When Warren and Ciara Brough bought the Brooklyn Tavern in January, they thought they were buying into a business that has proven itself for almost 90 years near the border of Lewis and Pacific counties.

Instead, they spent the hunting season looking out the windows wondering when someone would stop in. 

“I was bored as hell,” said Ciara Brough, 29. “We open up early during hunting season, but when you come here at 8 a.m. and no one comes in and you sit here until 4, it’s frustrating.”

While most bars and restaurants look forward to summer as the busy part of the year, the Brooklyn Tavern has always counted on hunting season to fill its coffers. 

In a letter written to several area newspapers, Ciara Brough claimed business is down by more than 75 percent at the historic tavern and that “Big Industry devastated another small business.” 

“Hunting season was always the best time of year. There wasn’t a bar stool open from open to close, and we ended up having to stay open late,” Ciara  Brough said. “This year, it has been pretty much empty with only a few locals stopping in.”

Earlier this year, Weyerhaeuser started limiting and charging for permits to access its five forestlands in Southwest Washington. 

Brooklyn is in the company’s Pe Ell North area. To hunt its 105,530 acres, people had to first buy one of 550 permits at $200 a piece. The permits are required between August and January, but access is free the rest of the year. 

With the increased fees and local elk herds suffering from hoof rot, many hunters turned to public lands or looked to going out of state. Nonetheless, the company sold all of its permits offered in Pe Ell North and South.

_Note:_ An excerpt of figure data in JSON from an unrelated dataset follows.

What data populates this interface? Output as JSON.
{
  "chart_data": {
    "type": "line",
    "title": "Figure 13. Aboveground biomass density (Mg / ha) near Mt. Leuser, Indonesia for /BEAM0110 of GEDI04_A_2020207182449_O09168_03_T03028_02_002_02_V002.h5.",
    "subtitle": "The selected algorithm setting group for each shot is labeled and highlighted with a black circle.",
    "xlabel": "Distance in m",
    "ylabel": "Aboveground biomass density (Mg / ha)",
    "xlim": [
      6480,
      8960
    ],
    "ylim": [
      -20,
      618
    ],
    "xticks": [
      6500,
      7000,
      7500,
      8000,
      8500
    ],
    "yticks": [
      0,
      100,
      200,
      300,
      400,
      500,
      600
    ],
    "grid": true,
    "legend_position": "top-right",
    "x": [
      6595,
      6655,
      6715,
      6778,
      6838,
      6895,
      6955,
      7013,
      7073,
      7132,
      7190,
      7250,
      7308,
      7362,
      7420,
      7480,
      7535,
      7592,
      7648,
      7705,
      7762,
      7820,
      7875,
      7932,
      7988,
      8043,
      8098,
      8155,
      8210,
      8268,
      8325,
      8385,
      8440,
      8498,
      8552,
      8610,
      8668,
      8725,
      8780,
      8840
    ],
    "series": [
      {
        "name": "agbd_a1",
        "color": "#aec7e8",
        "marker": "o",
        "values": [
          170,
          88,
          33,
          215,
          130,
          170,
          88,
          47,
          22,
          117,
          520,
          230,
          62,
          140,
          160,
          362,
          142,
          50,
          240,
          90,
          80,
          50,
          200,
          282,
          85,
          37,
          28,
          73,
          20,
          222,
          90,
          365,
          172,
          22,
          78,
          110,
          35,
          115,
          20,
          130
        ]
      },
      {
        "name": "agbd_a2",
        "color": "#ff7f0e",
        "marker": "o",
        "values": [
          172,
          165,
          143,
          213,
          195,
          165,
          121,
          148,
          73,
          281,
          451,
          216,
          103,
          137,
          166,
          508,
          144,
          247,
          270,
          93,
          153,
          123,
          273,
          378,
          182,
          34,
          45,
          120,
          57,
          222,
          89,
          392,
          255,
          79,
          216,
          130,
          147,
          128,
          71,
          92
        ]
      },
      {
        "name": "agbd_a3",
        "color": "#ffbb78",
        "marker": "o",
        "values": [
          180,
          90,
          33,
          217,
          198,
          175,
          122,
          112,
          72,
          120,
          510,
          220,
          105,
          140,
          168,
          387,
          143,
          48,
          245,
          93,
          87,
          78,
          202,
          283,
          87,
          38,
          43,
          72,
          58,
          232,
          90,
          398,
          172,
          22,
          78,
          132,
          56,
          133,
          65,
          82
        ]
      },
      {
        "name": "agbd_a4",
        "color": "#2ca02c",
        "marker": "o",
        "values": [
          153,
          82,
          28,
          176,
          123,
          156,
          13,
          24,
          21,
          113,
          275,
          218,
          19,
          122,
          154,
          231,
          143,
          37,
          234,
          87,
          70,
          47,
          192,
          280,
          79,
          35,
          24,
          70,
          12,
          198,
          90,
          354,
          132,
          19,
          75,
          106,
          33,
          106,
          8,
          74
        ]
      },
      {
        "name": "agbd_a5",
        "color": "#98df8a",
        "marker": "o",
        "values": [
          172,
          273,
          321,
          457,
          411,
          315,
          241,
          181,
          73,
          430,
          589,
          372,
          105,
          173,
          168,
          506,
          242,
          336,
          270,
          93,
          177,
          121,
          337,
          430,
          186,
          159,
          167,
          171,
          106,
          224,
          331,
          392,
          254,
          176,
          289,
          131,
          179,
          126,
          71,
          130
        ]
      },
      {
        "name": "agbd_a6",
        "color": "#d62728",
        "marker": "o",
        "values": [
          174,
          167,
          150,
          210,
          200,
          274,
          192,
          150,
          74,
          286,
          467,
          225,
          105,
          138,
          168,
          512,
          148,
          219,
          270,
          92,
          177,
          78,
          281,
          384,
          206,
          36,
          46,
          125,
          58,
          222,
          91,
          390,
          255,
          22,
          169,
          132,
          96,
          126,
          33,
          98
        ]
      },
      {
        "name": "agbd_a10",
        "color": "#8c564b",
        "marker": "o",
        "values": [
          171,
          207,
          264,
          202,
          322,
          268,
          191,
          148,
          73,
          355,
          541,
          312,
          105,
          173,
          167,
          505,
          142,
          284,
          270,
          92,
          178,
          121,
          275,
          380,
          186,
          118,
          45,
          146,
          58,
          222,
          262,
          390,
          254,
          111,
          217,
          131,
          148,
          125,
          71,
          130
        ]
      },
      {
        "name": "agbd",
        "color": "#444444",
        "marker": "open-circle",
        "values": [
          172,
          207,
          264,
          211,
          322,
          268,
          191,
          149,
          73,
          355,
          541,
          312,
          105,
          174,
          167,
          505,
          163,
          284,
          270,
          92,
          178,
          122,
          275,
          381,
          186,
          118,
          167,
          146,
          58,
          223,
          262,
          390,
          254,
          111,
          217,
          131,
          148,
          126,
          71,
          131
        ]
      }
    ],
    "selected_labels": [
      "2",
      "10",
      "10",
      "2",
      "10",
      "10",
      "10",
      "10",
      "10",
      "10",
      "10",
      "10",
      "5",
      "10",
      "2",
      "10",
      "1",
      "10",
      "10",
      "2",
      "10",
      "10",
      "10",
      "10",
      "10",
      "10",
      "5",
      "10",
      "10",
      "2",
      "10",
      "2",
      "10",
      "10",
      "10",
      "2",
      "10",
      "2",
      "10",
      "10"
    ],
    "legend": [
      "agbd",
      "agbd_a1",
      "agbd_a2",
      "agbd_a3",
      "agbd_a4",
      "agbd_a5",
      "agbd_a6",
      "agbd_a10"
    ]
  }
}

The Brooklyn Tavern has been open since 1927. Warren Brough, 29, said his family has owned it since he was 6. The family rebuilt it after it burned to the foundation in 1991. They lined the walls with cedar they pulled off an old barn and decorated it with antique logging equipment they bought at auction. He met Ciara there after she was hired to bartend when she was still Ciara Combs. The two  married in 2013, and they bought the bar last January. 

Ciara Brough has tended the Brooklyn Tavern for five years. Warren Brough served two tours in Iraq and was working as a diesel mechanic until this summer when Ciara Brough convinced him to quit and come to the bar full-time. 

“We thought we were going to retire off of this,” Ciara Brough said. 

But less than a year into ownership, the Broughs decided to reduce their hours to four days a week at the start of the year. 



Ciara Brough said there are rumors that another bar 18 miles down the road might be shuttering soon, so maybe more people will visit the Brooklyn. Still, if things don’t improve, they might have to give up the business altogether.

“I’m panicking,” Ciara Brough said. “It’s not providing for us. It can barely pay for itself.”

The Brooklyn Tavern’s allure might be part of its problem. It’s in a remote wooded area off the beaten path. Going there feels like visiting a shrine built in homage to the glory days of logging in Southwest Washington, where visitors pay their respects by nursing a beer and shooting pool. 

 A radiant wood stove keeps the cold at bay and a big yellow lab named Moose roams around and drinks from the clean side of the spit trough. 

The place would probably be always packed if it were anywhere else.

“That’s what everyone always says,” Ciara Brough said with some exasperation. 

But the bar only sells bottles and cans of beer. There’s no hard liquor and no drafts. 

There’s no TV, no WiFi and cellphones are all but useless. 

“That’s one of the highlights of the place,” Warren said. “People get out here and start talking to other people …  that’s the Brooklyn.”

There’s no way to prove Weyerhaeuser’s decisions are the root of the Brooklyn’s problems. But Warren said other nearby businesses have called and complained of similar issues since his wife vented her frustrations in a Facebook post. 

The couple wants to keep the traditions alive, but at this point, things are far from certain. All the Broughs can do is wait and see. 

“We’ll see how the next few months go,” Warren said.